Le triduum pascal est le moment le plus intense de l’année liturgique, qui atteint au plus profond toute communauté chrétienne. Il commence avec la messe du jeudi soir et, après le déploiement de la veillée dans la nuit du samedi au dimanche, il s’achève au soir de Pâques.

La messe du jeudi soir commémore l’institution de l’eucharistie et du sacerdoce ministériel à la « dernière cène ». Les lectures rappellent, successivement : la manducation de l’agneau pascal par le peuple juif au seuil de sa libération (Ex 12, 1-14), la dimension cultuelle de l’action de grâce (Ps 115), la tradition ecclésiale du Corps du Seigneur (1 Co 11, 23-26), le service de la charité, dont Jésus fournit l’exemple par le lavement des pieds (Jn 13, 1-15).

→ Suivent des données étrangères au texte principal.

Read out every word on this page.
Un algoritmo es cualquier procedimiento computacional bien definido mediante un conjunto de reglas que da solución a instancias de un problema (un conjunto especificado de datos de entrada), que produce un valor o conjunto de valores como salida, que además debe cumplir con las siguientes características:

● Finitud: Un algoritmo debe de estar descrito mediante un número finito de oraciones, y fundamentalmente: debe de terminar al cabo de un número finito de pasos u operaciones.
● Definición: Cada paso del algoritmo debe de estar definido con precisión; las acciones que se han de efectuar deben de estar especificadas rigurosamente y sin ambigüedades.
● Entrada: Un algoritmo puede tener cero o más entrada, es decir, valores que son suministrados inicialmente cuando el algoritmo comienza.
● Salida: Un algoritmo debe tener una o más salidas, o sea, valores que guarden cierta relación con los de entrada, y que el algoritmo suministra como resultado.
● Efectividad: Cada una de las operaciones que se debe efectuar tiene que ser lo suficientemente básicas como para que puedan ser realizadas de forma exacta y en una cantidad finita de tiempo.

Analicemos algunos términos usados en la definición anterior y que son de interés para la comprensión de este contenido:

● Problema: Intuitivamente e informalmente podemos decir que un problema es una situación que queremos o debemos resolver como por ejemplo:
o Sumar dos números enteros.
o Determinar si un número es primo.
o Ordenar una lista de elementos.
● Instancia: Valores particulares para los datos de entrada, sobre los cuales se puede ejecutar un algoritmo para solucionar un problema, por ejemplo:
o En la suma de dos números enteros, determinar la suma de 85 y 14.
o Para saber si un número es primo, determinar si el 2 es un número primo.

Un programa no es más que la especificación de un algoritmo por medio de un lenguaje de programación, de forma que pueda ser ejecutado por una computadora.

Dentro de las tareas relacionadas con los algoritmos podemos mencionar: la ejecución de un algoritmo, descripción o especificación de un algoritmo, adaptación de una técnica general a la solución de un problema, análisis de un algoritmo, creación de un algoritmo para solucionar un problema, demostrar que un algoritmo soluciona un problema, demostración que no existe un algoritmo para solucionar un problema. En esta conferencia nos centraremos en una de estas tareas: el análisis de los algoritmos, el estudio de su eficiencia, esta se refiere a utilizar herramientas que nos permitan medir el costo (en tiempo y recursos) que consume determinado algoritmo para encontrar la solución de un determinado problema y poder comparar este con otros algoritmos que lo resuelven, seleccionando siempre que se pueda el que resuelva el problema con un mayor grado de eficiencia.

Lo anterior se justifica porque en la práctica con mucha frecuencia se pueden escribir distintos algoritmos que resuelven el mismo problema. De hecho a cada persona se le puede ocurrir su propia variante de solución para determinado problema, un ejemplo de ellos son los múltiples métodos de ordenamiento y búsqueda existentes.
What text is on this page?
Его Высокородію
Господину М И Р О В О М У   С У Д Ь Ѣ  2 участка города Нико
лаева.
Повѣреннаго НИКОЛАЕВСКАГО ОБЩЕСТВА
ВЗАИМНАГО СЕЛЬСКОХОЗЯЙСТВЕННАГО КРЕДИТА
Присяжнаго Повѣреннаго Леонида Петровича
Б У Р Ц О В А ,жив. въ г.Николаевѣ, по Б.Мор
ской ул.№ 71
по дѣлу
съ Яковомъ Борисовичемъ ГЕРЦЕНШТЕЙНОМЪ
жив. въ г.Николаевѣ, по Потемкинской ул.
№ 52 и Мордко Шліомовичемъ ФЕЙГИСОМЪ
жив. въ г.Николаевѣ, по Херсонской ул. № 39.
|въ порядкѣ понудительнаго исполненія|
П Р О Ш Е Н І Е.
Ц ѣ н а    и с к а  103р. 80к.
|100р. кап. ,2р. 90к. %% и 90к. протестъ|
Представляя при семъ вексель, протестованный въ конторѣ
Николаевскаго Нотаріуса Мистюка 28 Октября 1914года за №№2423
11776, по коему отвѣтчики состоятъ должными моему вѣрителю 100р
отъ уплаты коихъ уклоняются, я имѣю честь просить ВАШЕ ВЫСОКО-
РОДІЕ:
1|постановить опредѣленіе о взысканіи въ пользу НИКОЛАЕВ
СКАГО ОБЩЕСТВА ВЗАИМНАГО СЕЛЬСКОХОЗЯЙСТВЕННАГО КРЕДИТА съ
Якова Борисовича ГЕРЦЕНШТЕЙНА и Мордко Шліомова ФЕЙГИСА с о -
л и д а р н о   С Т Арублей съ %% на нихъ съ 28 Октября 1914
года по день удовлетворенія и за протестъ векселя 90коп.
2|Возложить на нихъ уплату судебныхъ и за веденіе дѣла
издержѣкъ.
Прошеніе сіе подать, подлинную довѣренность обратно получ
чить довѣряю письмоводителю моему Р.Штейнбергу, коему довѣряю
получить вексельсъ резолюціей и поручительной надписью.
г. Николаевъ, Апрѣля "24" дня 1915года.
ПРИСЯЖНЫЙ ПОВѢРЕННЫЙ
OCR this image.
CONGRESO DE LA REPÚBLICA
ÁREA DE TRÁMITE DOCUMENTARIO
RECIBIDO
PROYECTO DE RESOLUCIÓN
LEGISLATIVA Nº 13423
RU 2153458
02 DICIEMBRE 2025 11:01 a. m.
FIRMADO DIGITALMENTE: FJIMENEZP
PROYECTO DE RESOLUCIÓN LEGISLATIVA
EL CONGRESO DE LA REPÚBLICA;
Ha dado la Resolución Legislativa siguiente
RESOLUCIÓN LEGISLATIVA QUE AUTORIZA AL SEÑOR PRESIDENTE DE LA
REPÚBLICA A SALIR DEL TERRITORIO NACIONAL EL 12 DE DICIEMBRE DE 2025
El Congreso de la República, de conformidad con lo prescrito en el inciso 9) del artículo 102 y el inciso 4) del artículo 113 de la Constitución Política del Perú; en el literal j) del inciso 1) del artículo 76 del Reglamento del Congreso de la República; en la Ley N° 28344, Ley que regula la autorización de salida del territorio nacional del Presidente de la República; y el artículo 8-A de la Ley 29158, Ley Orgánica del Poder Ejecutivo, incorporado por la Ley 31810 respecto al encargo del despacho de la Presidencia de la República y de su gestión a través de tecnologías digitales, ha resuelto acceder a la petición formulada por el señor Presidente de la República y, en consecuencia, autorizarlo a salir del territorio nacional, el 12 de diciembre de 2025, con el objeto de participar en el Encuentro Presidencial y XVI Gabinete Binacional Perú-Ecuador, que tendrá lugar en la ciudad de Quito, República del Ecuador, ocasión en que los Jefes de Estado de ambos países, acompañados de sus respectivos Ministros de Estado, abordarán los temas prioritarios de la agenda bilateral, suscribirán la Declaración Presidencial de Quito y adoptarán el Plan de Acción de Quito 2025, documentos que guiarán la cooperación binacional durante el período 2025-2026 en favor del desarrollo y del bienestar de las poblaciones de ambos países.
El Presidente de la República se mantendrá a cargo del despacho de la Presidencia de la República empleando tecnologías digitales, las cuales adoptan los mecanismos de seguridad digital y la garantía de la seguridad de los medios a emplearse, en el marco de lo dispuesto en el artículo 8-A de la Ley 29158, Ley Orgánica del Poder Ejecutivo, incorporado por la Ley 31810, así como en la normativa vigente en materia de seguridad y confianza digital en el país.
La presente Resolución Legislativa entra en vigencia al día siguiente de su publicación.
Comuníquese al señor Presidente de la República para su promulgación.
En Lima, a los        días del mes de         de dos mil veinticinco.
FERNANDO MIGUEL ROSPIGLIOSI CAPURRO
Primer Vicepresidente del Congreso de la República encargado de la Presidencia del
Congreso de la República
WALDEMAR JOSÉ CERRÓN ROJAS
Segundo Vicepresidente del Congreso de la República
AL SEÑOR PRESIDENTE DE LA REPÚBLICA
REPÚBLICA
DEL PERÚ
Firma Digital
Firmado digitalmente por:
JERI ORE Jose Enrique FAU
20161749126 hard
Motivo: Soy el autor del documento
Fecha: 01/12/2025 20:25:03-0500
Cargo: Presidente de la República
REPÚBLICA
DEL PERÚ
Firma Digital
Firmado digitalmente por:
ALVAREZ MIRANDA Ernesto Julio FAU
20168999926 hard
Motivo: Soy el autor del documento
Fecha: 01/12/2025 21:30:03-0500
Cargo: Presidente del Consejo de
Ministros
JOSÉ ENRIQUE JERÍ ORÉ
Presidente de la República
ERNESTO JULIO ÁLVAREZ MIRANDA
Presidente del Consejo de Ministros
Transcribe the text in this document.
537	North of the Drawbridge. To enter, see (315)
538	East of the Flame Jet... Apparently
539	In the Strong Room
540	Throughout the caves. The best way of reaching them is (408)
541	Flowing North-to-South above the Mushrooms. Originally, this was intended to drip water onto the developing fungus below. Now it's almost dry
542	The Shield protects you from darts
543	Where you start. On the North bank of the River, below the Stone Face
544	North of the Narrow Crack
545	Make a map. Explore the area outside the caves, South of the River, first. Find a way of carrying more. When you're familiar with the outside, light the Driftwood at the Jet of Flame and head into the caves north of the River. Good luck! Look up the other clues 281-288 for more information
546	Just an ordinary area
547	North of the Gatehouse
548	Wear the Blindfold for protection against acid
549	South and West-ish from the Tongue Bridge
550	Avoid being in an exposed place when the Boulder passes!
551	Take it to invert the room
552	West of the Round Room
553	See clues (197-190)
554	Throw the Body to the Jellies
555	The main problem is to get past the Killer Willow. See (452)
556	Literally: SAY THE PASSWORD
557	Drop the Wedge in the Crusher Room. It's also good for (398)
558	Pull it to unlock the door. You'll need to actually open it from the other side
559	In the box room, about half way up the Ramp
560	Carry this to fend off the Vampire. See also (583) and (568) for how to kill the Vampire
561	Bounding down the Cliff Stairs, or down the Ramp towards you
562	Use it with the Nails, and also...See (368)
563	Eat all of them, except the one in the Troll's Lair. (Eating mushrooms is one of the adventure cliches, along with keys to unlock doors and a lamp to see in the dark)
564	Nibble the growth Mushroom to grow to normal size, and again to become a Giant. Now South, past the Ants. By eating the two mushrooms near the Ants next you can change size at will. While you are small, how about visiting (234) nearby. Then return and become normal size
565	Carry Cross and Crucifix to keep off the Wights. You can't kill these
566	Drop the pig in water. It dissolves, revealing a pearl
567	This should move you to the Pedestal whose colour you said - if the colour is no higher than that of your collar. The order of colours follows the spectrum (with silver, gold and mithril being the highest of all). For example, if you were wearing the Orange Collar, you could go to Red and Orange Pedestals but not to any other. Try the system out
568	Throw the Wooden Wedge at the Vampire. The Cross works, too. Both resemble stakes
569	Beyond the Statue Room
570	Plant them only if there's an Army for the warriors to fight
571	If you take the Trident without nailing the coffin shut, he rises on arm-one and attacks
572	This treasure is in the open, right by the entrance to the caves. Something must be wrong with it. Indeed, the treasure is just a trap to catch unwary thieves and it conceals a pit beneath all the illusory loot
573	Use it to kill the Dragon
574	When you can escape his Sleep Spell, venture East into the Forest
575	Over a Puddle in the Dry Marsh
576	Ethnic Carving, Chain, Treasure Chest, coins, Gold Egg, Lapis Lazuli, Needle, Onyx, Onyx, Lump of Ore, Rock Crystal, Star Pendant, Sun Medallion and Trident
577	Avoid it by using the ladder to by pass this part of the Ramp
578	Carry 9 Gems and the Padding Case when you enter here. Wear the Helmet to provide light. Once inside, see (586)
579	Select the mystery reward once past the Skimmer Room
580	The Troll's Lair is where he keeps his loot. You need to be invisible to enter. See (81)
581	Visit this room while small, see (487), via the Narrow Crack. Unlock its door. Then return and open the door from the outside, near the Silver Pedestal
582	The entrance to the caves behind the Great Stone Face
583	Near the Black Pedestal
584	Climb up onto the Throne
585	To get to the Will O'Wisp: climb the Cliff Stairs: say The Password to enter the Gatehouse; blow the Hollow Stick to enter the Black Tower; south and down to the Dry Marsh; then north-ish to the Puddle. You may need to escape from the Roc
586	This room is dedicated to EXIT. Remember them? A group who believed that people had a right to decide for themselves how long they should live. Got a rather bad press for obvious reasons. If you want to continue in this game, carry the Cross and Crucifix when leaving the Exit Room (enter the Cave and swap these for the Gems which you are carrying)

L’office liturgique du vendredi, qui ne comporte pas d’eucharistie, nous tourne vers la passion et la mort de notre Seigneur. Après en avoir écouté le récit par saint Jean, l’assemblée implore longuement « Dieu éternel et tout-puissant » afin que la rédemption effectuée par le Christ atteigne la terre entière. À la parole de Dieu, selon les Écritures, répond la parole de l’Église, qui intercède auprès de Dieu en faveur de tous les hommes. La prière universelle étant achevée, la croix est présentée, puis vénérée par toutes les personnes présentes. La communion eucharistique termine la célébration.

La veillée pascale

Dans la veillée pascale, c’est à la lumière du Ressuscité que l’Église fait mémoire des paroles et des gestes de Dieu en faveur de son peuple. Après la bénédiction du cierge, en effet, les lectures de l’Ancien Testament proclament les quatre interventions fondamentales de Dieu : la création (Gn 1, 1 – 2, 2), le sacrifice d’Isaac par Abraham (Gn 22, 1-18), le passage de la mer rouge (Ex 14, 15 – 15, 1) ; les temps messianiques. L’annonce de ceux-ci est portée par quatre prophéties : la Cité sainte (Is 54, 5-14), le don de la vie (Is 55, 1-11), les œuvres de la sagesse (Ba 3, 9 – 4, 4), l’Alliance nouvelle et éternelle (Ez 36, 16-28). Psaumes et oraisons conclusives accueillent et confirment la promesse divine. Après l’hymne « gloire à Dieu » (gloria), une oraison introductive mentionne « cette nuit très sainte » de notre participation au Christ, que souligne l’apôtre (Rm 6, 3-11). L’évangile, alors, livre à jamais son enseignement : Jésus de Nazareth, le Crucifié, est ressuscité [9].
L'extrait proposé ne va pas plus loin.